Schweinsteiger: „Sehr nett“ / Was Worte sagen und Gesichter verraten

Dank aus München für den Bremer „Punkteklau“

So wird Druck gemacht: Torsten Frings (li.) und Petri Pasanen bedrängen Stefan Kießling, der – wie Bayer Leverkusen am Ende – einknickte.

Bremen - Von Carsten Sander · Jupp Heynckes sagte, er sei unzufrieden mit dem Ergebnis. Und sah doch glücklich aus. Thomas Schaaf sagte, er sei froh über den Punktgewinn. Und sah doch missmutig aus.

Es war ein bisschen paradox, was die Trainer von Bayer Leverkusen und Werder Bremen nach dem 2:2 (1:1) im Weserstadion an Worten und nicht dazu passender Mimik präsentierten.
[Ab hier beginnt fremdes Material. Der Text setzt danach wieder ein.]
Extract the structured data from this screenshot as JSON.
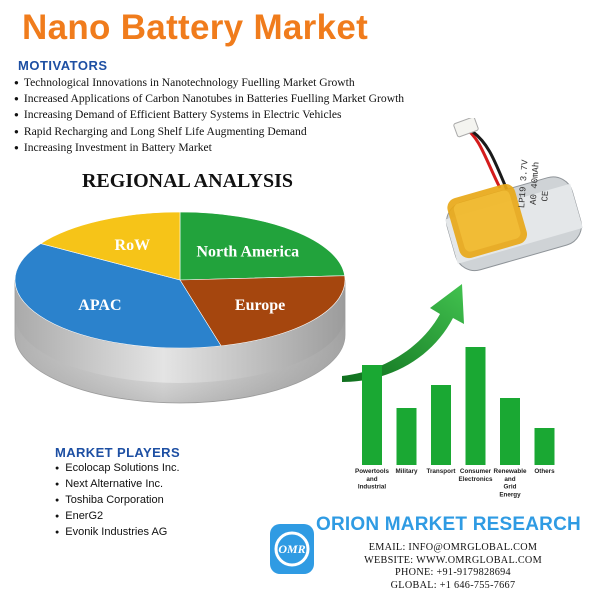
{
  "title": "Nano Battery Market",
  "motivators": {
    "heading": "MOTIVATORS",
    "items": [
      "Technological Innovations in Nanotechnology Fuelling Market Growth",
      "Increased Applications of Carbon Nanotubes in Batteries Fuelling Market Growth",
      "Increasing Demand of Efficient Battery Systems in Electric Vehicles",
      "Rapid Recharging and Long Shelf Life Augmenting Demand",
      "Increasing Investment in Battery Market"
    ]
  },
  "regional": {
    "title": "REGIONAL ANALYSIS"
  },
  "market_players": {
    "heading": "MARKET PLAYERS",
    "items": [
      "Ecolocap Solutions Inc.",
      "Next Alternative Inc.",
      "Toshiba Corporation",
      "EnerG2",
      "Evonik Industries AG"
    ]
  },
  "chart_data": [
    {
      "type": "pie",
      "title": "REGIONAL ANALYSIS",
      "slices": [
        {
          "label": "North America",
          "value": 24,
          "color": "#22a33c"
        },
        {
          "label": "Europe",
          "value": 22,
          "color": "#a5460e"
        },
        {
          "label": "APAC",
          "value": 38,
          "color": "#2b82cc"
        },
        {
          "label": "RoW",
          "value": 16,
          "color": "#f6c418"
        }
      ]
    },
    {
      "type": "bar",
      "categories": [
        "Powertools and Industrial",
        "Military",
        "Transport",
        "Consumer Electronics",
        "Renewable and Grid Energy",
        "Others"
      ],
      "category_lines": [
        [
          "Powertools",
          "and",
          "Industrial"
        ],
        [
          "Military"
        ],
        [
          "Transport"
        ],
        [
          "Consumer",
          "Electronics"
        ],
        [
          "Renewable",
          "and",
          "Grid",
          "Energy"
        ],
        [
          "Others"
        ]
      ],
      "values": [
        100,
        57,
        80,
        118,
        67,
        37
      ],
      "color": "#1aa833",
      "ylim": [
        0,
        125
      ]
    }
  ],
  "battery": {
    "label_lines": [
      "LP19 3.7V",
      "A0 40mAh",
      "CE"
    ]
  },
  "company": {
    "logo_text": "OMR",
    "name": "ORION MARKET RESEARCH",
    "email": "EMAIL: INFO@OMRGLOBAL.COM",
    "website": "WEBSITE: WWW.OMRGLOBAL.COM",
    "phone": "PHONE: +91-9179828694",
    "global": "GLOBAL: +1 646-755-7667"
  },
  "colors": {
    "title": "#f07c1c",
    "heading": "#1d4fa3",
    "brand": "#2f9be3",
    "bar": "#1aa833"
  }
}
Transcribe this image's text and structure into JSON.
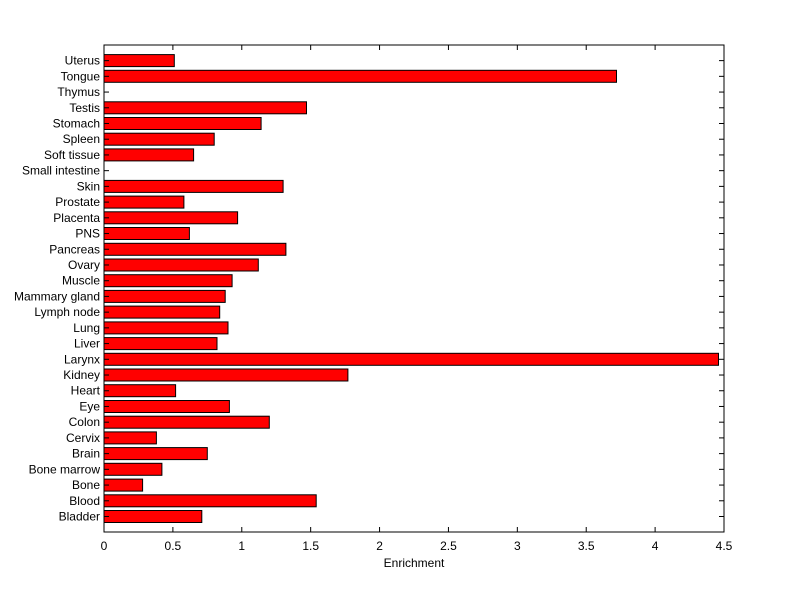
{
  "chart_data": {
    "type": "bar",
    "orientation": "horizontal",
    "title": "",
    "xlabel": "Enrichment",
    "ylabel": "",
    "xlim": [
      0,
      4.5
    ],
    "xticks": [
      "0",
      "0.5",
      "1",
      "1.5",
      "2",
      "2.5",
      "3",
      "3.5",
      "4",
      "4.5"
    ],
    "grid": false,
    "bar_color": "#ff0000",
    "categories": [
      "Bladder",
      "Blood",
      "Bone",
      "Bone marrow",
      "Brain",
      "Cervix",
      "Colon",
      "Eye",
      "Heart",
      "Kidney",
      "Larynx",
      "Liver",
      "Lung",
      "Lymph node",
      "Mammary gland",
      "Muscle",
      "Ovary",
      "Pancreas",
      "PNS",
      "Placenta",
      "Prostate",
      "Skin",
      "Small intestine",
      "Soft tissue",
      "Spleen",
      "Stomach",
      "Testis",
      "Thymus",
      "Tongue",
      "Uterus"
    ],
    "values": [
      0.71,
      1.54,
      0.28,
      0.42,
      0.75,
      0.38,
      1.2,
      0.91,
      0.52,
      1.77,
      4.46,
      0.82,
      0.9,
      0.84,
      0.88,
      0.93,
      1.12,
      1.32,
      0.62,
      0.97,
      0.58,
      1.3,
      0,
      0.65,
      0.8,
      1.14,
      1.47,
      0,
      3.72,
      0.51
    ]
  }
}
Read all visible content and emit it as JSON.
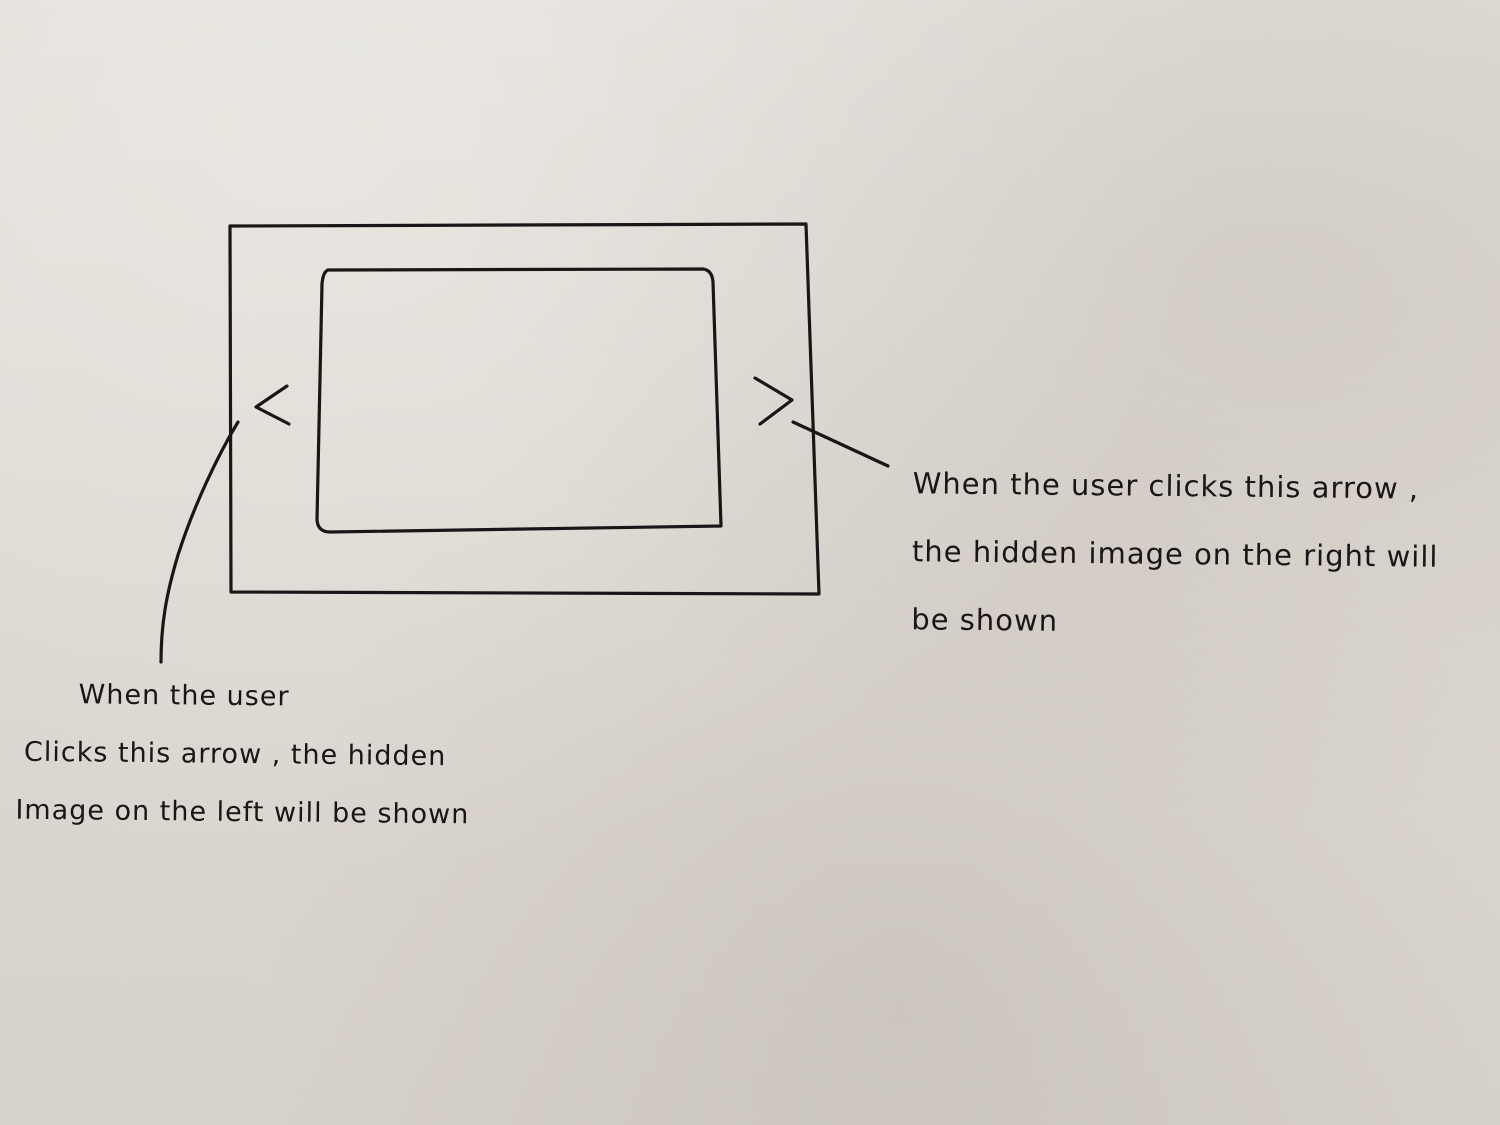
{
  "diagram": {
    "outer_frame": "carousel-container",
    "inner_frame": "displayed-image",
    "left_arrow": {
      "glyph": "<",
      "icon": "chevron-left-icon"
    },
    "right_arrow": {
      "glyph": ">",
      "icon": "chevron-right-icon"
    },
    "ink_color": "#1a1617",
    "paper_color": "#ddd8d2"
  },
  "annotations": {
    "right": {
      "lines": [
        "When the user clicks this arrow ,",
        "the hidden image on the right will",
        "be shown"
      ]
    },
    "left": {
      "lines": [
        "When the user",
        "Clicks this arrow , the hidden",
        "Image on the left will be shown"
      ]
    }
  }
}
Es entstand der Eindruck, dass niemand wirklich seine ungetrübte Freude hatte an dem Ergebnis. Nur im fernen München herrschte pures Entzücken. Der FC Bayern bedankte sich gar per offizieller Belobigung bei den Bremern.

„Sie haben ihren Job gut erledigt“, sagte Nationalspieler Bastian Schweinsteiger und schickte besondere Liebesgrüße an seinen DFB-Kollegen Per Mertesacker, der Leverkusen mit seinem Treffer in der Nachspielzeit zwei schon sicher gelaubte Punkte entwendet hatte. „Es ist sehr nett, dass er uns ein bisschen geholfen hat“, feixte „Schweini“. Denn Mertesacker hatte nicht nur Werder vor einer Niederlage bewahrt, sondern auch das 1:1 der Bayern beim 1. FC Nürnberg vom dicken Patzer zum Ausrutscher ohne große Wirkung abgeschwächt.

Bayer und Bayern bleiben punktgleich, nur durch ein Tor getrennt. Alles läuft auf einen spannenden Zweikampf um den Titel hinaus. Werder wird ihn nur aus der gebotenen Distanz verfolgen. Denn dass die Bremer 14 Punkte hinter den Spitzenteams liegen, sei kein böser Zauber, sondern Ausdruck der Kräfteverhältnisse, meinte Mertesacker: „Wir wissen, dass es für uns zur Zeit nicht für ganz oben reicht.“

Warum? Weil die spielerischen Mittel, die das Team in der Hinrunde noch ausgezeichnet hatten, weitgehend abhanden gekommen sind. Und nur langsam zurückkehren. „Wir sind noch nicht auf dem Level, das wir erreichen wollen“, räumte Thomas Schaaf am Sonntag einmal mehr ein.

Dieser Punkt war wohl der Grund für die unterschiedliche Wirkung von Gesagtem und im Gesicht Gezeigtem. Der Verstand befahl Zufriedenheit über den letztlich glücklichen Punkt, das Gefühl mischte sich mit Ärger über den zu kurz geratenen Fortschritt ein.

Das Bremer Team hatte den Spitzenreiter zwar mit großer Moral sowie dem Mut der Verzweiflung in ein Remis gezwungen und Schaaf damit begeistert („Am Ende hat die Mannschaft befreit aufgespielt und richtig Druck entwickelt“), doch bis zum Schlussspurt war vieles Stückwerk geblieben.

Allerdings war Leverkusen – anders als die Bayern vier Wochen zuvor – auch nicht wie ein Tornado durch das Weserstadion gezogen. Die Werkself brauchte einen Freistoß von Eren Derdiyok (29.) und einen Distanzschuss von Toni Kroos (57.), um zu den eigenen Toren zu kommen. Spielerische Überlegenheit? Allenfalls gab es selbige in den ersten Minuten nach der Pause zu sehen. Der Vergleich mit dem, was die Münchner beim 3:2 im Weserstadion an fußballerischer Feinkost angeboten hatten, drängte sich auf. Leverkusen bestand ihn nicht. Was Heynckes aber nicht beunruhigte: „Werder ist nicht mehr die Mannschaft von vor einigen Wochen. Das Team ist im Aufwind“, sagte er und ließ durchblicken, dass die Enttäuschung nur dem unnötigen Gegentor durch Claudio Pizarro nach Rene Adlers schwerem Patzer (34.) und der Unaufmerksamkeit in der Nachspielzeit galt. Nicht aber der Punkteteilung. Heynckes: „Ich sehe das ganz gelassen. Wir bleiben vor den Bayern, und es wird schwer werden, daran etwas zu ändern.“ Das war die Kampfansage an den Rekordmeister. Das Spiel gegen Werder hatte der Trainer-Routinier in dem Moment schon abgehakt.